[By Brian Sozzi]
Lyft (LYFT) executives have done a good job since the IPO last year distinguishing their business model from fellow money-losing ride-share platform Uber (UBER). The stock price of Lyft has generally been viewed more favorably relative to Uber as a result of that impressive sales job.
Unfortunately for Lyft shareholders though, execs took their eyes off the ball when it came to assessing market sentiment this earnings season. And investors who were starting to finally believe in Lyft are now left holding the bag, with the stock crashing 10% on Wednesday post earnings.
First, Lyft execs must have forgotten what rival Uber said just a few days earlier on it moving up its profitability target to the fourth quarter of 2020. Lyft — which was the first public ride-hailing platform to give Wall Street guidance to profitability —only reiterated that it sees profits by the fourth quarter of 2021. The market didn’t want to hear that in the wake of Uber’s inspirational (if not aspirational…) message, especially in light of Lyft’s more focused business model. It’s a model that was always supposed to turn a profit before Uber, which is hemorrhaging losses from Uber Eats and other bets.

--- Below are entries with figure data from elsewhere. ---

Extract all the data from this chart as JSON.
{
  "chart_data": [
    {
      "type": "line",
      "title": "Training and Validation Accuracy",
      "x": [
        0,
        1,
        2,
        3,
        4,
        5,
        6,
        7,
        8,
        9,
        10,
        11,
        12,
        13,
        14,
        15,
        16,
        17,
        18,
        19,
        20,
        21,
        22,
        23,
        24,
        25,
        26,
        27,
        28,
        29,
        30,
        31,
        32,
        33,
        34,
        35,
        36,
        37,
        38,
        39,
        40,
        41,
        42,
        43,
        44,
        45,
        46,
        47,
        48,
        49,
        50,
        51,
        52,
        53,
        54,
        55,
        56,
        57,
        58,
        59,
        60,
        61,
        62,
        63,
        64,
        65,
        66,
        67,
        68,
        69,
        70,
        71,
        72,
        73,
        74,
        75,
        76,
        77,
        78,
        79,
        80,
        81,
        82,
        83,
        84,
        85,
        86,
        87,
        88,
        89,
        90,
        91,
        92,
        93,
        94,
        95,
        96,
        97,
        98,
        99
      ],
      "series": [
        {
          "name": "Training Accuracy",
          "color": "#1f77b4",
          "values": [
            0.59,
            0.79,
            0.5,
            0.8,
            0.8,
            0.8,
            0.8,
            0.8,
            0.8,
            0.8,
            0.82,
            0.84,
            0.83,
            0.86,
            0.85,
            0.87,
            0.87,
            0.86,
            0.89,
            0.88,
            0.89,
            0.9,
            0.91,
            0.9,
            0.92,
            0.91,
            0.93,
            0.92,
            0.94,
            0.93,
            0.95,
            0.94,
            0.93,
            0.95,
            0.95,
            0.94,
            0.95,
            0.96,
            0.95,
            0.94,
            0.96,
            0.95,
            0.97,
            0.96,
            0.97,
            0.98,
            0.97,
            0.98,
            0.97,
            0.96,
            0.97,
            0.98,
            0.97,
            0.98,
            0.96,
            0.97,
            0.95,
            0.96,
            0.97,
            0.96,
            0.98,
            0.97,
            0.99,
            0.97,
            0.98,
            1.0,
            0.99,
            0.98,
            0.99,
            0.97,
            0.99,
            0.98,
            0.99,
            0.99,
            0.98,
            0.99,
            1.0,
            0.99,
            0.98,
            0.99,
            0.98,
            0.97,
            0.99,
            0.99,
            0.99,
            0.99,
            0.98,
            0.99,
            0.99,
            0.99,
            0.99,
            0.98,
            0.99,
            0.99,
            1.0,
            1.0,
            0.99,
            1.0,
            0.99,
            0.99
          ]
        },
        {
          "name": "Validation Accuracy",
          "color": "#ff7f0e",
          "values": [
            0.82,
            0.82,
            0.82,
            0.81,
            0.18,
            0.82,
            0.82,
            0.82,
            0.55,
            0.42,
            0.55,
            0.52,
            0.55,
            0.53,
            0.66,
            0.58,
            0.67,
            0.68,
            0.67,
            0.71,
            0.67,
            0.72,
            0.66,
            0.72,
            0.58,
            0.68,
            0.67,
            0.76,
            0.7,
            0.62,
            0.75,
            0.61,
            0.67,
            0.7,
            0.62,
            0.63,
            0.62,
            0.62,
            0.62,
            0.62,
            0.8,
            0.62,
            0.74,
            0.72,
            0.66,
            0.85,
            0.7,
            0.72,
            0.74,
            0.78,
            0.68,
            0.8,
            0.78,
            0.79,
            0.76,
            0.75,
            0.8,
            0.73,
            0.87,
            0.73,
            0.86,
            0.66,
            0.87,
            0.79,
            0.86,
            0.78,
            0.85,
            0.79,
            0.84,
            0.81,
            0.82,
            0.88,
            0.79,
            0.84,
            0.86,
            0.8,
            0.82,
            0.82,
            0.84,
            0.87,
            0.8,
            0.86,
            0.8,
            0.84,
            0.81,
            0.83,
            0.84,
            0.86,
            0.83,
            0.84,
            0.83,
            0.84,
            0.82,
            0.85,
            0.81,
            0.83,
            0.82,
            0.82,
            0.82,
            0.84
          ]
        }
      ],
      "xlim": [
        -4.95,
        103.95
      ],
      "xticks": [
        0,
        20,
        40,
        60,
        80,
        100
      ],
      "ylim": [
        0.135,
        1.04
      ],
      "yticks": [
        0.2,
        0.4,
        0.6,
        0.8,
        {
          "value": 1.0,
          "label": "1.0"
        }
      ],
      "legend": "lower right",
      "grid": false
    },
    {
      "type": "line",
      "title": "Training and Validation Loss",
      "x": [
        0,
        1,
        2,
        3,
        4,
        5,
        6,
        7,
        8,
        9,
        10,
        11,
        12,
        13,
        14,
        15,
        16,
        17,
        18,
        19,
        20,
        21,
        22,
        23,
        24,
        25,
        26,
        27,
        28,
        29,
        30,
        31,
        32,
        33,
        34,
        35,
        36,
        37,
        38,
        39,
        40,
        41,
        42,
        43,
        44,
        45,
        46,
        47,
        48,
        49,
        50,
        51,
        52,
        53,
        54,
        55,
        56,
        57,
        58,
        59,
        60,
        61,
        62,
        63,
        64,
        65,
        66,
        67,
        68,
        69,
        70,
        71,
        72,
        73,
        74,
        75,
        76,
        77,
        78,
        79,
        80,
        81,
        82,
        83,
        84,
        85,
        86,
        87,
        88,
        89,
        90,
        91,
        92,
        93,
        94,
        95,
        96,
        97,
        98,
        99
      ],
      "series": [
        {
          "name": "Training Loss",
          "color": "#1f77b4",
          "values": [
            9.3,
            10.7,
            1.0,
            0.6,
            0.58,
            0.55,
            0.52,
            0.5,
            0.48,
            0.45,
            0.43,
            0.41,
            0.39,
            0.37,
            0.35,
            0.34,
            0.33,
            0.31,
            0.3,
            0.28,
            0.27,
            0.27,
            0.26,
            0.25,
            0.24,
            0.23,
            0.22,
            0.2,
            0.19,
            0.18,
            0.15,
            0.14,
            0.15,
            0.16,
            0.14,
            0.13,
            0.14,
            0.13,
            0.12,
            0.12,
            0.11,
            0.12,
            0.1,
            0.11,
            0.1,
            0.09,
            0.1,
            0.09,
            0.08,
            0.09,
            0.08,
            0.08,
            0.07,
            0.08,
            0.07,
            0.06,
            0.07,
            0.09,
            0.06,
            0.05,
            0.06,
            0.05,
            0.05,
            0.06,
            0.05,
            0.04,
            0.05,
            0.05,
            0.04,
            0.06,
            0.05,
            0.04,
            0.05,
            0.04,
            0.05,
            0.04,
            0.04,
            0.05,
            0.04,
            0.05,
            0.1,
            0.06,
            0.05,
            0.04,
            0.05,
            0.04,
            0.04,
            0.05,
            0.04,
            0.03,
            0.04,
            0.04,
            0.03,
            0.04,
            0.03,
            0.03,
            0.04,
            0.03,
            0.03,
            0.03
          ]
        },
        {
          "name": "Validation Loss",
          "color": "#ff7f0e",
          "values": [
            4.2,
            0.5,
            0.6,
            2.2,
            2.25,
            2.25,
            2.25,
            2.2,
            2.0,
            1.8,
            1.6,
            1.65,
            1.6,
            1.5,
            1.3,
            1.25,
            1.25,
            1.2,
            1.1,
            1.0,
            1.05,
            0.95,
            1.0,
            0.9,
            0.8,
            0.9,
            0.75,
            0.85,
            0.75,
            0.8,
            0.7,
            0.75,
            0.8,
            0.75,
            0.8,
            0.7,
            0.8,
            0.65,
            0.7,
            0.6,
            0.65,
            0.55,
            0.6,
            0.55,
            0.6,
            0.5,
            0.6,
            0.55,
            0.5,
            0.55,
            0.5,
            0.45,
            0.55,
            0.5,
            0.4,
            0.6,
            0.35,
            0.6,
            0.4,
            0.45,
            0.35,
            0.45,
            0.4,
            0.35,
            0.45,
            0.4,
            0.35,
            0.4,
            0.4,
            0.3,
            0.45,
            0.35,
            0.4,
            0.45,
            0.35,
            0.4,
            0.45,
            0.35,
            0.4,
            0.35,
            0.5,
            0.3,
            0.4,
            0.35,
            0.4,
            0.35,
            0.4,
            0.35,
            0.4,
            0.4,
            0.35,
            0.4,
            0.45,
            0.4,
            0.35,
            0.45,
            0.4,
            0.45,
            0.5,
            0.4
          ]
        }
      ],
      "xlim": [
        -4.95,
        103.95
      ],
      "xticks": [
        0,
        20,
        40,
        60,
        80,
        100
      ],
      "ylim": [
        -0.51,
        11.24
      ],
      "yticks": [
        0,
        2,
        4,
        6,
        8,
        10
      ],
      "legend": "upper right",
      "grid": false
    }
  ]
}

No first-class plane tickets for Lyft executives, CFO says.
Lyft’s guidance is possibly conservative given its history of sales and bottom line beats (four in a row for this quarter). But on this particular earnings day it doesn’t matter, the Street reads it as Uber’s larger size could be getting the better of Lyft (or the company plans some outsized investment or may be hurt by new worker legislation such as the one in California).
“Investors were expecting more from Lyft after Uber set a stronger path to profitability last week,” Wedbush analyst Dan Ives — who has an Outperform rating on the stock — says.
Besides Lyft guiding to much slower revenue growth in the first quarter compared to the pace in 2019, there are a few other negatives that likely upset investors. For instance, execs failed to explicitly answer an analyst question on the call about the pace of active rider growth. They also gave no definitive insight into current pricing trends for the ride-sharing business. The lack of color on each signaled to investors Lyft’s business may have entered the first quarter with so-so momentum at best.
Bottom line: The market wanted more. Lyft didn’t deliver.
Despite the fumbles, most on Wall Street are sticking with the stock. Why the hell not — if you loved Lyft 10% higher, why not love it 10% lower after a quarter of pared operating losses year-over-year.
“Fundamentals and profit potential remain intact, and valuation 2.6x EV/S (’21) is at discount to UBER 3.1x and comp group median 4.1x,” wrote Jefferies analyst Brent Thill in a note to clients.
Lyft declined to make its CFO Brian Roberts available for an interview.